Sumpah Setia di Hadapan Benda Bersejarah






Bunga Citra Arum, Ahmad Puja Rahman, & Yudha Prawira


Dian tampak gelisah. Pemuda berkulit sawo matang itu terus mondar-mandir, sambil sesekali melirik ke arah taman, tempat pesta kebun akan dilangsungkan. Wajar saja, hari ini adalah hari pernikahan antara dia dengan Nisa, gadis pilihannya.
Berbeda dari kebanyakan pasangan, Dian dan Nisa memilih melangsungkan pernikahan di sebuah gedung museum, yang berdiri sejak jaman penjajahan Belanda. Akad digelar di dalam gedung, sementara resepsi di taman yang berada di area yang sama.
Nuansa putih dan hijau menghiasi jendela-jendela raksasa khas arsitektur jaman kolonial. Cahaya dari lampu-lampu kuno dipadukan cahaya lampion yang menghiasi rangkaian bunga kertas.
Mempelai pria memakai beskap putih ala petinggi Betawi tempo dulu, lengkap dengan kopiah putih dihiasi benang berwarna emas. Kostum tersebut sangat serasi disandingkan dengan kebaya panjang serba putih yang dikenakan mempelai wanita.
Dian dan Nisa bukan satu-satunya. Dewi Darliana, pramugari salah satu maskapai penerbangan swasta nasional memilih Museum Bahari di bilangan Sunda Kelapa, Jakarta sebagai lokasi pernikahan. Menurutnya, meseum tersebut tidak hanya menawarkan lokasi resepsi, tetapi juga lokasi rekreasi. Dia berharap para undangan juga dapat menikmati koleksi-koleksi yang tersimpan di dalamnya.
Ariani, Pengelola Marketing Gedung Arsip Nasional yang berdiri pada  1760 mengatakan, sejak awal tahun 2000, tempat yang dikelolanya mulai jamak dijadikan tempat pesta pernikahan. Dalam sebulan, kini bisa terdapat empat hingga lima event pernikahan di gedung bekas tempat peristirahatan Gubernur Jenderal Hindia Belanda Reinier de Klerk itu.
“Kalau sedang ramai, bisa sampai delapan atau malah sepuluh. Jika hari sabtu dan minggu sudah penuh, calon pengantin kadang memilih untuk menikah di hari Jumat,” jelas wanita berkulit putih itu.
Dengan penuh semangat Ariani menuturkan, bukan hal yang mudah untuk mempromosikan tempat yang kini dikelola oleh  pemerintah itu. Calon pengantin masih banyak yang khawatir terpaksa harus berpesta sambil hujan-hujanan, mengingat pesta seringkali diadakan di taman yang berada di tengah gedung.
Namun, lanjutnya, 80% dari mereka langsung jatuh cinta dengan keindahan taman tersebut saat malam menjelang dan lampu-lampu dekorasi mulai dinyalakan. Lagipula, Ariani juga selalu memastikan ada langkah antisipasi jika hujan benar-benar datang saat pesta kebun digelar.
Alasan utama para calon pengantin memilih untuk menikah di museum rata-rata adalah keunikan dan nuansa sejarah yang dimiliki oleh sebuah museum. Hal ini mereka yakini dapat membuat pesta pernikahan mereka tak terlupakan baik bagi para undangan, maupun mereka sendiri.

Tidak Semua Museum

 “That’s weird!” seru Wendy. Gadis asal Negeri Kincir Angin, Belanda, itu keheranan setelah mengetahui beberapa museum di Jakarta dipakai untuk penyelenggaraan pernikahan. Dia menyampaikan kekhawatirannya bahwa pemakaian museum tidak sesuai fungsinya akan berdampak buruk terhadap benda bersejarah di dalamnya.
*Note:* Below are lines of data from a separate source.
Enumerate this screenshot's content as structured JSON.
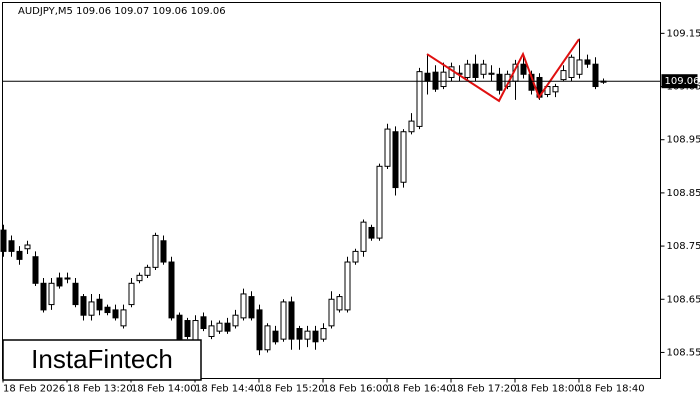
{
  "chart_data": {
    "type": "candlestick",
    "title": "AUDJPY,M5  109.06 109.07 109.06 109.06",
    "watermark": "InstaFintech",
    "categories": [
      "18 Feb 2026",
      null,
      null,
      null,
      null,
      null,
      null,
      null,
      "18 Feb 13:20",
      null,
      null,
      null,
      null,
      null,
      null,
      null,
      "18 Feb 14:00",
      null,
      null,
      null,
      null,
      null,
      null,
      null,
      "18 Feb 14:40",
      null,
      null,
      null,
      null,
      null,
      null,
      null,
      "18 Feb 15:20",
      null,
      null,
      null,
      null,
      null,
      null,
      null,
      "18 Feb 16:00",
      null,
      null,
      null,
      null,
      null,
      null,
      null,
      "18 Feb 16:40",
      null,
      null,
      null,
      null,
      null,
      null,
      null,
      "18 Feb 17:20",
      null,
      null,
      null,
      null,
      null,
      null,
      null,
      "18 Feb 18:00",
      null,
      null,
      null,
      null,
      null,
      null,
      null,
      "18 Feb 18:40",
      null,
      null,
      null
    ],
    "open": [
      108.78,
      108.76,
      108.74,
      108.745,
      108.73,
      108.68,
      108.64,
      108.69,
      108.69,
      108.68,
      108.655,
      108.62,
      108.65,
      108.635,
      108.63,
      108.6,
      108.64,
      108.685,
      108.695,
      108.71,
      108.76,
      108.72,
      108.62,
      108.61,
      108.57,
      108.617,
      108.58,
      108.59,
      108.605,
      108.6,
      108.615,
      108.655,
      108.63,
      108.555,
      108.59,
      108.575,
      108.645,
      108.595,
      108.575,
      108.59,
      108.575,
      108.6,
      108.63,
      108.63,
      108.72,
      108.74,
      108.785,
      108.765,
      108.9,
      108.965,
      108.87,
      108.965,
      108.975,
      109.075,
      109.077,
      109.05,
      109.067,
      109.073,
      109.067,
      109.092,
      109.073,
      109.073,
      109.073,
      109.05,
      109.06,
      109.092,
      109.073,
      109.067,
      109.035,
      109.04,
      109.063,
      109.067,
      109.073,
      109.1,
      109.092,
      109.06
    ],
    "high": [
      108.79,
      108.77,
      108.75,
      108.76,
      108.74,
      108.69,
      108.69,
      108.7,
      108.7,
      108.69,
      108.66,
      108.66,
      108.66,
      108.64,
      108.64,
      108.64,
      108.69,
      108.7,
      108.715,
      108.775,
      108.77,
      108.73,
      108.625,
      108.615,
      108.62,
      108.625,
      108.61,
      108.61,
      108.615,
      108.63,
      108.67,
      108.665,
      108.64,
      108.605,
      108.6,
      108.65,
      108.655,
      108.6,
      108.6,
      108.6,
      108.605,
      108.665,
      108.66,
      108.73,
      108.745,
      108.8,
      108.79,
      108.905,
      108.98,
      108.975,
      108.97,
      109.0,
      109.085,
      109.11,
      109.09,
      109.095,
      109.095,
      109.09,
      109.1,
      109.11,
      109.1,
      109.09,
      109.085,
      109.08,
      109.1,
      109.11,
      109.08,
      109.075,
      109.055,
      109.055,
      109.09,
      109.11,
      109.14,
      109.11,
      109.105,
      109.065
    ],
    "low": [
      108.73,
      108.73,
      108.715,
      108.735,
      108.675,
      108.625,
      108.63,
      108.67,
      108.68,
      108.635,
      108.61,
      108.61,
      108.62,
      108.62,
      108.61,
      108.595,
      108.635,
      108.68,
      108.69,
      108.705,
      108.715,
      108.61,
      108.565,
      108.575,
      108.565,
      108.59,
      108.575,
      108.585,
      108.585,
      108.595,
      108.61,
      108.61,
      108.545,
      108.55,
      108.565,
      108.57,
      108.555,
      108.555,
      108.56,
      108.555,
      108.57,
      108.595,
      108.625,
      108.625,
      108.715,
      108.73,
      108.76,
      108.76,
      108.895,
      108.845,
      108.86,
      108.96,
      108.97,
      109.035,
      109.04,
      109.045,
      109.06,
      109.06,
      109.06,
      109.06,
      109.065,
      109.06,
      109.035,
      109.045,
      109.025,
      109.065,
      109.035,
      109.025,
      109.03,
      109.03,
      109.06,
      109.06,
      109.065,
      109.085,
      109.045,
      109.055
    ],
    "close": [
      108.74,
      108.74,
      108.725,
      108.752,
      108.68,
      108.63,
      108.68,
      108.675,
      108.688,
      108.64,
      108.62,
      108.645,
      108.63,
      108.625,
      108.615,
      108.63,
      108.68,
      108.695,
      108.71,
      108.77,
      108.72,
      108.615,
      108.57,
      108.58,
      108.61,
      108.595,
      108.6,
      108.605,
      108.59,
      108.62,
      108.66,
      108.615,
      108.555,
      108.6,
      108.57,
      108.645,
      108.575,
      108.575,
      108.59,
      108.57,
      108.595,
      108.65,
      108.655,
      108.72,
      108.74,
      108.795,
      108.765,
      108.9,
      108.97,
      108.86,
      108.965,
      108.985,
      109.078,
      109.06,
      109.045,
      109.077,
      109.087,
      109.075,
      109.092,
      109.067,
      109.092,
      109.075,
      109.043,
      109.073,
      109.092,
      109.073,
      109.043,
      109.03,
      109.05,
      109.05,
      109.08,
      109.105,
      109.1,
      109.092,
      109.05,
      109.06
    ],
    "up_color": "#ffffff",
    "down_color": "#000000",
    "last_price": 109.06,
    "pattern": {
      "color": "#e01010",
      "x": [
        53,
        62,
        65,
        67,
        72
      ],
      "y": [
        109.111,
        109.023,
        109.111,
        109.03,
        109.139
      ]
    },
    "ylim": [
      108.501,
      109.208
    ],
    "yticks": [
      108.55,
      108.65,
      108.75,
      108.85,
      108.95,
      109.05,
      109.15
    ]
  }
}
Wendy terus berpindah dari satu koleksi ke koleksi lain di Museum Sejarah Jakarta, atau yang biasa disebut Museum Fatahillah ini. Turis asing ini begitu terpukau melihat betapa dekatnya hubungan Jakarta dan Belanda pada masa lalu. Semuanya terekam jelas di museum ini.

Dulu nenek moyangnya yang berkuasa di kota ini. Jan Pieterszoon Coen, seorang Gubernur Jenderal Hindia Belanda, membangun sebuah balai kota sebagai kantornya pada 1620. Seusai kemerdekaan, gedung tersebut disulap menjadi Museum Fatahillah oleh Pemerintah DKI Jakarta.

Wendy bersyukur karena ternyata, museum yang berada di jantung wilayah Kota Tua itu luput dari penambahan fungsi sebagai lokasi pesta pernikahan. Salah seorang Staff Tata Usaha Museum Sejarah Jakarta Sri Utami memastikan bangunan tersebut tidak pernah dipakai untuk keperluan pernikahan atau hajatan pribadi lainnya sepanjang tahun ini.
“Kami sebenarnya menawarkan taman ini untuk keperluan acara pernikahan dan lainnya. Akan tetapi tidak laku,” tuturnya di beranda depan kantor pengelola Museum Fatahillah.

Sri menerangkan hal tersebut dikarenakan calon pengantin keberatan jika akses ke lokasi harus melalui pintu belakang. Menurut wanita berjilbab itu, sesuai peraturan, pihaknya tidak membiarkan acara pribadi apapun menggunakan gedung utama, termasuk pintu depan, karena hanya untuk pameran koleksi museum.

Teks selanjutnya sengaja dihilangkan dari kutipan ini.